Detractors have claimed that Mr. Trump has been unfit for duty since the first day he stepped into the Oval Office in 2017. And indeed, it is reasonable to assert that someone who appears to be malignantly narcissistic, ostentatiously incompetent, and hideously immoral should not be the leader of the free world. But to remove the President from the White House now, which some Democrats are calling for because of his latest imperial-minded antics, would require demonstrating that Mr. Trump is fundamentally unable to do his job. It would also require executive sign-on, which almost certainly wouldn’t happen. Considering all that Republicans have tolerated from Mr. Trump, it is unfathomable to think they would take the extreme step that the Democrats, under Mr. Biden, would not.

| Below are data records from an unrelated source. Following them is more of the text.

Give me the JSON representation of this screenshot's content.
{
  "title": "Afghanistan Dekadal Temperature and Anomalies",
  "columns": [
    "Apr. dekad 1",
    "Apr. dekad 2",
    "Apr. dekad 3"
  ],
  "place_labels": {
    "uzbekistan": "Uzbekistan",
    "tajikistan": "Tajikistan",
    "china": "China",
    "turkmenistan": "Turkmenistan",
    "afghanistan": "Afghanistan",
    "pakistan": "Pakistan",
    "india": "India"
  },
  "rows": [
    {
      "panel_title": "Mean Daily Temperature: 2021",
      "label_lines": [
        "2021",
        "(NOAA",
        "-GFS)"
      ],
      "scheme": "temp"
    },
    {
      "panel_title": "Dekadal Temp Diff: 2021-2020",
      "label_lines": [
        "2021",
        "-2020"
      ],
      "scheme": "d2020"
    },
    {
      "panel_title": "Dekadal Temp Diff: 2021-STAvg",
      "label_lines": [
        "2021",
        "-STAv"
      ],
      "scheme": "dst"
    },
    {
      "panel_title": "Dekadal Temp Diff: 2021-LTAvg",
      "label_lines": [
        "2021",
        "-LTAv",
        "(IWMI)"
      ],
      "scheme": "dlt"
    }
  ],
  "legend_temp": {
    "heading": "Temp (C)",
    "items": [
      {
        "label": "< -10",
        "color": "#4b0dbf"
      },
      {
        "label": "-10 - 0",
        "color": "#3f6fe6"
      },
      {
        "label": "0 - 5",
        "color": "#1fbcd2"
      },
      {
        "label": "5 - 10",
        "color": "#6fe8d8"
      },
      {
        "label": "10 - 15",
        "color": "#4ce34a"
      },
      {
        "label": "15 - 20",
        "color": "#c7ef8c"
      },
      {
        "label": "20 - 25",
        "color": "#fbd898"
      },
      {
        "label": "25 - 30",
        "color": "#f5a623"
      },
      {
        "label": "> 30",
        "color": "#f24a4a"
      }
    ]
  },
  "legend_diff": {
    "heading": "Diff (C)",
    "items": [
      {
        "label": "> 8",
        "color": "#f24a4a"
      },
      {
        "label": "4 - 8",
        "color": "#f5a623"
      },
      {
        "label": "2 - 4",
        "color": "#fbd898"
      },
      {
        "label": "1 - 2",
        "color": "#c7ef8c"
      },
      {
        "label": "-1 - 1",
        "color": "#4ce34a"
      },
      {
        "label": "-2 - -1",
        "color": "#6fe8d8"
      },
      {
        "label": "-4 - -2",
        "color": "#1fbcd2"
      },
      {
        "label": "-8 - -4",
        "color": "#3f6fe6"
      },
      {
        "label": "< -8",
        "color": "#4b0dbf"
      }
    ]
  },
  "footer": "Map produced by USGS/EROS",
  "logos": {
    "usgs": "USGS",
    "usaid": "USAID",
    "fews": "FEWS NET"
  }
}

Some will claim that the Donald Trump we’re seeing now is the one who he has always been, if slightly more exaggerated, and slightly less restrained. Indeed, it is hard to see the change when we’ve been watching him destroy established norms for years, and ramble on for decades. But there is something different about a U.S. President legitimately risking triggering Article 5 of the North Atlantic Treaty, over a place he keeps mistakenly calling “Iceland,” because he didn’t win a prize, while repeatedly falling asleep in meetings. That President may still be able to win a debate, but he should not be trusted to run the free world.